As of both September 30, 2019 and December 31, 2018, TripAdvisor had no outstanding borrowings under the 2015 Credit Facility. During the nine months ended September 30, 2018, TripAdvisor made a net repayment of $230 million on the 2015 Credit Facility. These net repayments were primarily made from a one-time cash repatriation of $325 million of foreign earnings to the United States during the first quarter of 2018.

There is no specific repayment date prior to the maturity date for any borrowings under this credit agreement. TripAdvisor may voluntarily repay any outstanding borrowing under the 2015 Credit Facility at any time without premium or penalty, other than customary breakage costs with respect to Eurocurrency loans. Additionally, TripAdvisor believes that the likelihood of the lender exercising any subjective acceleration rights, which would permit the lenders to accelerate repayment of any outstanding borrowings, is remote. As such, TripAdvisor classifies any borrowings under this facility as long-term debt. The 2015 Credit Facility contains a number of covenants that, among other things, restrict TripAdvisor’s ability to: incur additional indebtedness, create liens, enter into sale and leaseback transactions, engage in mergers or consolidations, sell or transfer assets, pay dividends and distributions, make investments, loans or advances, prepay certain subordinated indebtedness, make certain acquisitions, engage in certain transactions with affiliates, amend material agreements governing certain subordinated indebtedness, and change its fiscal year. The 2015 Credit Facility also requires TripAdvisor to maintain a maximum leverage ratio and contains certain customary affirmative covenants and events of default, including a change of control. If an event of default occurs, the lenders under the 2015 Credit Facility will be entitled to take various actions, including the acceleration of all amounts due under the 2015 Credit Facility.
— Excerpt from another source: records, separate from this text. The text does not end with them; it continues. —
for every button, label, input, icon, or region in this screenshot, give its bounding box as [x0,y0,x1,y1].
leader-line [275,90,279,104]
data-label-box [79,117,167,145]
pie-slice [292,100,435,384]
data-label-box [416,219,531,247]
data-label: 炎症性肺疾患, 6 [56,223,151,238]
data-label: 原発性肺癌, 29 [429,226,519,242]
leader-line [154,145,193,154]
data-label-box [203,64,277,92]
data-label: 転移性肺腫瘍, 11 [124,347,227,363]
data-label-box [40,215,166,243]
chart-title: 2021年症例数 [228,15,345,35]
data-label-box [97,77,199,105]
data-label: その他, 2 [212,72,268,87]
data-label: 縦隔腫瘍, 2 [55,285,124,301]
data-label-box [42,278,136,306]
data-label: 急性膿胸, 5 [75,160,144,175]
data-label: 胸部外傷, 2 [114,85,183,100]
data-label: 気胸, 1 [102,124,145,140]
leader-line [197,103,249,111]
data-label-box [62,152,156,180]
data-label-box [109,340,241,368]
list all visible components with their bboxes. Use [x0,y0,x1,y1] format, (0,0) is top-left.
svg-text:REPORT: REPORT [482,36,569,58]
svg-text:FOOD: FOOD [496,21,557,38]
TripAdvisor’s Chinese subsidiary is party to a $30 million, one-year revolving credit facility with Bank of America (the “TripAdvisor Chinese Credit Facility—BOA”) that is currently subject to review on a periodic basis with no specific expiration period. This credit facility generally bears interest at a rate based on the People’s Bank of China benchmark, including certain adjustments, which may be made in accordance with market conditions at the time of borrowing. As of both September 30, 2019 and December 31, 2018, there were no outstanding borrowings under this credit facility.

In September 2019, TripAdvisor did not renew its RMB 70,000,000 (approximately $10 million) one-year revolving credit facility with J.P. Morgan Chase Bank. TripAdvisor had no outstanding borrowings under this credit facility at the time of termination or at December 31, 2018.

Debt Covenants

As of September 30, 2019, the Company and TripAdvisor were in compliance with their respective debt covenants.